In a similar way Hannah also foreshadowed Mary, the mother of Jesus. Hannah’s prayer of dedication in 1 Samuel 2:1-10 was the model for Mary’s Magnificat in Luke 1:46-55. Both Hannah and Mary formally dedicated their firstborn sons to the Lord (1 Samuel 1:24-28; Luke 2:22-24). Surrender to God’s will cost each of them dearly in terms of emotional suffering. (In Hannah’s case, this meant the painful sorrow of separation from her own child. Samuel left home to begin his full-time training in the tabernacle when he was still a young toddler, at a time when most children enjoy the comfort of their mothers’ arms.)

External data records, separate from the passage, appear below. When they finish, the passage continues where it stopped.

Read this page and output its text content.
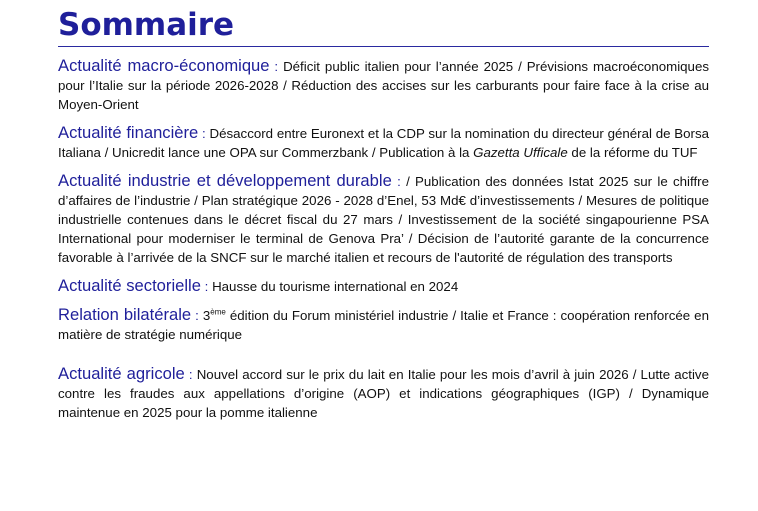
Sommaire

Actualité macro-économique : Déficit public italien pour l’année 2025 / Prévisions macroéconomiques pour l’Italie sur la période 2026-2028 / Réduction des accises sur les carburants pour faire face à la crise au Moyen-Orient

Actualité financière : Désaccord entre Euronext et la CDP sur la nomination du directeur général de Borsa Italiana / Unicredit lance une OPA sur Commerzbank / Publication à la Gazetta Ufficale de la réforme du TUF

Actualité industrie et développement durable : / Publication des données Istat 2025 sur le chiffre d’affaires de l’industrie / Plan stratégique 2026 - 2028 d’Enel, 53 Md€ d’investissements / Mesures de politique industrielle contenues dans le décret fiscal du 27 mars / Investissement de la société singapourienne PSA International pour moderniser le terminal de Genova Pra’ / Décision de l’autorité garante de la concurrence favorable à l’arrivée de la SNCF sur le marché italien et recours de l'autorité de régulation des transports

Actualité sectorielle : Hausse du tourisme international en 2024

Relation bilatérale : 3ème édition du Forum ministériel industrie / Italie et France : coopération renforcée en matière de stratégie numérique

Actualité agricole : Nouvel accord sur le prix du lait en Italie pour les mois d’avril à juin 2026 / Lutte active contre les fraudes aux appellations d’origine (AOP) et indications géographiques (IGP) / Dynamique maintenue en 2025 pour la pomme italienne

Extraordinary Woman #6: Mary: Blessed Among Women
To a virgin espoused to a man whose name was Joseph, of the house of David; and the virgin’s name was Mary. And the angel came in unto her, and said, Hail, thou that art highly favoured, the Lord is with thee: blessed art thou among women (Luke 1:27-28).
Of all the extraordinary women in Scripture, one stands out above all others as the most blessed, most highly favored by God, and most universally admired by women. Indeed, no woman is more truly remarkable than Mary. She was the one sovereignly chosen by God – from among all the women who have ever been born – to be the singular instrument through which He would at last bring the Messiah into the world.
Mary herself testified that all generations would regard her as profoundly blessed by God (Luke 1:48). This was not because she believed herself to be any kind of saintly superhuman, but because she was given such remarkable grace and privilege.
While acknowledging that Mary was the most extraordinary of women, it is appropriate to inject a word of caution against the common tendency to elevate her too much. She was, after all, a woman – not a demigoddess or a quasi-deiform creature who somehow transcended the rest of her race. The point of her “blessedness” is certainly not that we should think of her as someone to whom we can appeal for blessing; but rather that she herself was supremely blessed by God. She is never portrayed in Scripture as a source or dispenser of grace, but is herself the recipient of God’s blessing. Her Son, not Mary herself, is the fountain of grace (Psalm 72:17). He is the long-awaited Seed of Abraham of whom the covenant promise spoke: “In thy seed shall all the nations of the earth be blessed;” (Genesis 22:18).